"Nie panikujemy, ale dobrze się przygotowujemy do ewentualnych konsekwencji wyższych ceł" - powiedział premier Donald Tusk, komentując decyzję prezydenta USA Donalda Trumpa w sprawie podwyższenia cła na stal i aluminium. Szef rządu powiedział, ile wynosi polski eksport aluminium do Stanów Zjednoczonych.
Wprowadzone wczoraj przez Donalda Trumpa podwyższone cła na aluminium i stal sprowadzaną do Stanów Zjednoczonych skomentował Donald Tusk podczas konferencji prasowej przed posiedzeniem rządu.
Szef polskiego rządu powiedział, że nie jest zaskoczony decyzją Donalda Trumpa.

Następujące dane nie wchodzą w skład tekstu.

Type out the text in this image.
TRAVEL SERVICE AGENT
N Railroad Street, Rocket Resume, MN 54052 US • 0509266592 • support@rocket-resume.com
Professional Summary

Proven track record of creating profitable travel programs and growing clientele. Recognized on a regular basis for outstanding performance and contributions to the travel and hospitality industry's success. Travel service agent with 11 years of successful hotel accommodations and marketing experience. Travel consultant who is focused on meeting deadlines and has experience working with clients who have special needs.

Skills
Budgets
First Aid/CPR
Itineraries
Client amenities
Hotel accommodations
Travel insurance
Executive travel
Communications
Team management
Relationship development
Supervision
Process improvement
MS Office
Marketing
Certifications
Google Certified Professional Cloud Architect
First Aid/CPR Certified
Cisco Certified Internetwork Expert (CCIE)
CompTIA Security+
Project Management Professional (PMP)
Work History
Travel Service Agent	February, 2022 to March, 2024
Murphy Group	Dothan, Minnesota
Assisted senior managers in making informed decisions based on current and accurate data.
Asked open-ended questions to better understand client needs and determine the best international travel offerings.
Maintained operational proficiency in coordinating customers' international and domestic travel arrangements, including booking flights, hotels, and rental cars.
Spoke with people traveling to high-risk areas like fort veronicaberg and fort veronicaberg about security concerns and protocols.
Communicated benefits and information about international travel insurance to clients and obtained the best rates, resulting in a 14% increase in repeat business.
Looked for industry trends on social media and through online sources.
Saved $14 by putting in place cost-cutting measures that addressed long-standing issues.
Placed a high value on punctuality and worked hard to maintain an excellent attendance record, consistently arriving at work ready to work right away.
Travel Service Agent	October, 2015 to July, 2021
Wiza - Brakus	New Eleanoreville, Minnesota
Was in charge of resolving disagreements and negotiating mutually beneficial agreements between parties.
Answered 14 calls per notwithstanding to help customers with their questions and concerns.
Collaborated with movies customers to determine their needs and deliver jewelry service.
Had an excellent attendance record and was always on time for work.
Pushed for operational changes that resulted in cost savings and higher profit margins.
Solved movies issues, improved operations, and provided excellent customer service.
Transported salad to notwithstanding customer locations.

Wskazał też, że polski eksport aluminium do Stanów Zjednoczonych to 411 ton, natomiast do innych krajów - 264 tys. ton.
Nie panikujemy, ale dobrze się przygotowujemy do ewentualnych konsekwencji wyższych ceł - dodał premier.
Poinformował też, że w środę odbędą się konsultacje w sprawie ceł ze wszystkimi przedstawicielami krajów UE, podczas których zostanie ustalone stanowisko w tej sprawie.
Uważam, że jako Polska, jako UE powinnyśmy odpowiedzieć w sposób wyważony - powiedział premier. Warto zrobić wszystko, by uniknąć niepotrzebnych wojen handlowych i celnych, bo to przynosi negatywne konsekwencje dla producentów i konsumentów - dodał. Zaznaczył też, że ważne jest, by UE zachowała się solidarnie.
Prezydent USA podpisał w poniedziałek memorandum o nałożeniu 25-proc. ceł na import stali i aluminium. Więcej o tym znajdziecie TUTAJ.
W praktyce, oznacza to, że cła na stal i aluminium dotkną Kanadę, Meksyk, Brazylię, Unię Europejską, Japonię i Wielką Brytanię, które zostały wyłączone z ceł ogłoszonych przez Trumpa w 2018 r.
Trump zapowiedział nałożenie kolejnych ceł, mających zrównać stawki opłat nakładanych na produkty z USA przez inne kraje. Zapowiedział też podatki na importowane półprzewodniki, leki i auta.